|
|
« : 06 Czerwca 2007, 20:45:49 » |
|
Poemat o Dzikusach Tom IX
Tajemniczy Las to dżungla wielka, Niewiele osób o jej istnieniu w ogóle pamięta. Żyje tam pewne plemie, Plemie co mieszkać w lesie umie. Jego członkowie to dzikusy - zbóje, Na ich czele stoi wódz, Nie straszny mu żaden żar czy mróz. Jest wojownikiem starym, Ale skończył w wiosce pomywając gary. Po nim największą władze ma szaman, Starszy człowiek, który zawsze wie o co kaman, Choć czarować nie potrafi, Zawsze na jakiś łud szczęścia trafi.
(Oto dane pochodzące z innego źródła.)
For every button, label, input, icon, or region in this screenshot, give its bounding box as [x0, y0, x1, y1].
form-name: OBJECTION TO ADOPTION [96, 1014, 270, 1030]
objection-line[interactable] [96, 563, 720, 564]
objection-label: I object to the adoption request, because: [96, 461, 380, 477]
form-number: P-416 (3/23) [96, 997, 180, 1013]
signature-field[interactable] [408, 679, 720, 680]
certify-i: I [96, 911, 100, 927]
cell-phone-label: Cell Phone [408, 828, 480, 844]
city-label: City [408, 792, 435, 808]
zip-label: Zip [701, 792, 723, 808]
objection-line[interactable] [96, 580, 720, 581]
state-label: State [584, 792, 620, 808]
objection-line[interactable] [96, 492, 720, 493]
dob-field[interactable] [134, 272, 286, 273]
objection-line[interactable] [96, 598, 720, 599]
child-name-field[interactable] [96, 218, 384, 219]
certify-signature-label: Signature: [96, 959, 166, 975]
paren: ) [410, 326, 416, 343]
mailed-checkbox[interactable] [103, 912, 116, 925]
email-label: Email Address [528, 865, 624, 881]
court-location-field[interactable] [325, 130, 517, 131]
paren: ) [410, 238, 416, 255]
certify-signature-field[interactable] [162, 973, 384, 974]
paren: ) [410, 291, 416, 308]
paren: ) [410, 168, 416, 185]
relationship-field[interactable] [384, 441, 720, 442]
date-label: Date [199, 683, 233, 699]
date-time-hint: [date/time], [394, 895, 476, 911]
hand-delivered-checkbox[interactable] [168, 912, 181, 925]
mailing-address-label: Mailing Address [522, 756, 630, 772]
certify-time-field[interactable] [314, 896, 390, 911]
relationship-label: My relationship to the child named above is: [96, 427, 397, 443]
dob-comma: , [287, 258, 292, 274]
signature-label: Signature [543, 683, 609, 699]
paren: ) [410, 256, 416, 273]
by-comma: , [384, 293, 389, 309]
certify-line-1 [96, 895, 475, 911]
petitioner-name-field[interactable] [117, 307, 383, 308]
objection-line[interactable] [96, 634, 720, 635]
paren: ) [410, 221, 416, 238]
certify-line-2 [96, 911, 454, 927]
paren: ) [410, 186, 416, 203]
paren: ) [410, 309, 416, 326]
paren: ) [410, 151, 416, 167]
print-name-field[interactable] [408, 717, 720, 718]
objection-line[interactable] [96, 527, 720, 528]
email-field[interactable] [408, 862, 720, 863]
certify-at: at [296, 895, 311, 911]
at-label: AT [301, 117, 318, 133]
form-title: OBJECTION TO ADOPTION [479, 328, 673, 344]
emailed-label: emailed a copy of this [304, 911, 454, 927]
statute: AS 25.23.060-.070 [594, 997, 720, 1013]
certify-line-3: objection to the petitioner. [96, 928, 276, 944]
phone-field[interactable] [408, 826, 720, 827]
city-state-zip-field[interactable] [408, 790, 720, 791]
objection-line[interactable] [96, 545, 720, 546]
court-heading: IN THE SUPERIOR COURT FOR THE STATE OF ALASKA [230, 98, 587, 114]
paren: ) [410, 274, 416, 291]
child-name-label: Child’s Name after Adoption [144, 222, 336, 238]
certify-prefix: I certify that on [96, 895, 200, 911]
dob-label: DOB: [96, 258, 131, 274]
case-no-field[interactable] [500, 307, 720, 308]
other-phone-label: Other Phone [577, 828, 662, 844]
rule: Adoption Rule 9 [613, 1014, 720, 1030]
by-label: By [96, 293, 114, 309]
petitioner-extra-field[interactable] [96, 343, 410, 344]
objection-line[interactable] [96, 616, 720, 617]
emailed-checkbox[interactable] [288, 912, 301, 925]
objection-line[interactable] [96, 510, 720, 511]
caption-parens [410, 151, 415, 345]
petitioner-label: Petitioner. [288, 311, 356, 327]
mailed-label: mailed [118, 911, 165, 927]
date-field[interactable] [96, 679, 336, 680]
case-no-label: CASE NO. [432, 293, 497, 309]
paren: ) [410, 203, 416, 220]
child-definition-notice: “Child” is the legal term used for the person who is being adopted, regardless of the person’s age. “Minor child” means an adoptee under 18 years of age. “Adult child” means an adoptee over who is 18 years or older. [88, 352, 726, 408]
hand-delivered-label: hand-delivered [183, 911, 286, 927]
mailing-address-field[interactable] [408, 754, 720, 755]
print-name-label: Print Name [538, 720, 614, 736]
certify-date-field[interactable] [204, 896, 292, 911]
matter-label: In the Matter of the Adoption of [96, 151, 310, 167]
Za nimi w kolejce na obiad stoją wojownicy, (Tak ich nazwałem, ale to są nadal Dzicy): Wyrwichrust zawsze zbiera rzeczy na podpałkę, Pewnego razu z wykałaczki wystrugał sobie pałkę. Chwastołap często pomaga szamanowi, Bo wie jak się pewne rzeczy robi. Drapimuch przyżądza obiady dla rodaków, Ale wcale im nie mówi, że robi je z robaków. Są jeszcze inni, Ale widnieć tu nie powinni. Po wojownikach w hierarchii znajdują się przeciętni inaczej, Niektórzy sprzątają wioskę, inni trzymają straże: Miotłochwyt, zamiatanie to jego fetysz, Bo lubi się śmieciami kaleczyć. Pani od Dzieci... Wiecie chyba za co odpowiada, By w wiosce nikomu nie zabrakło sąsiada. Dziwniejmowa, To naprawdę dziwna osoba. Nikt nic o nim nie wie, Czasami godzinami przesiaduje na dzrzewie, Od czasu do czasu się po czymś podrapie, A w nocy najgłośniej ze wszystkich chrapie. I tu cała historia się zapętla, Bo kto o takich dzikusach by pamiętał?
Morału by nie było, Gdyby nie pomogło wino: Bowiem gdy ludzie żyją razem, Hierarchia sama przychodzi z czasem. Może to i dobrze, a może i nie, Zazwyczaj człowiek, co robić sam najlepiej wie!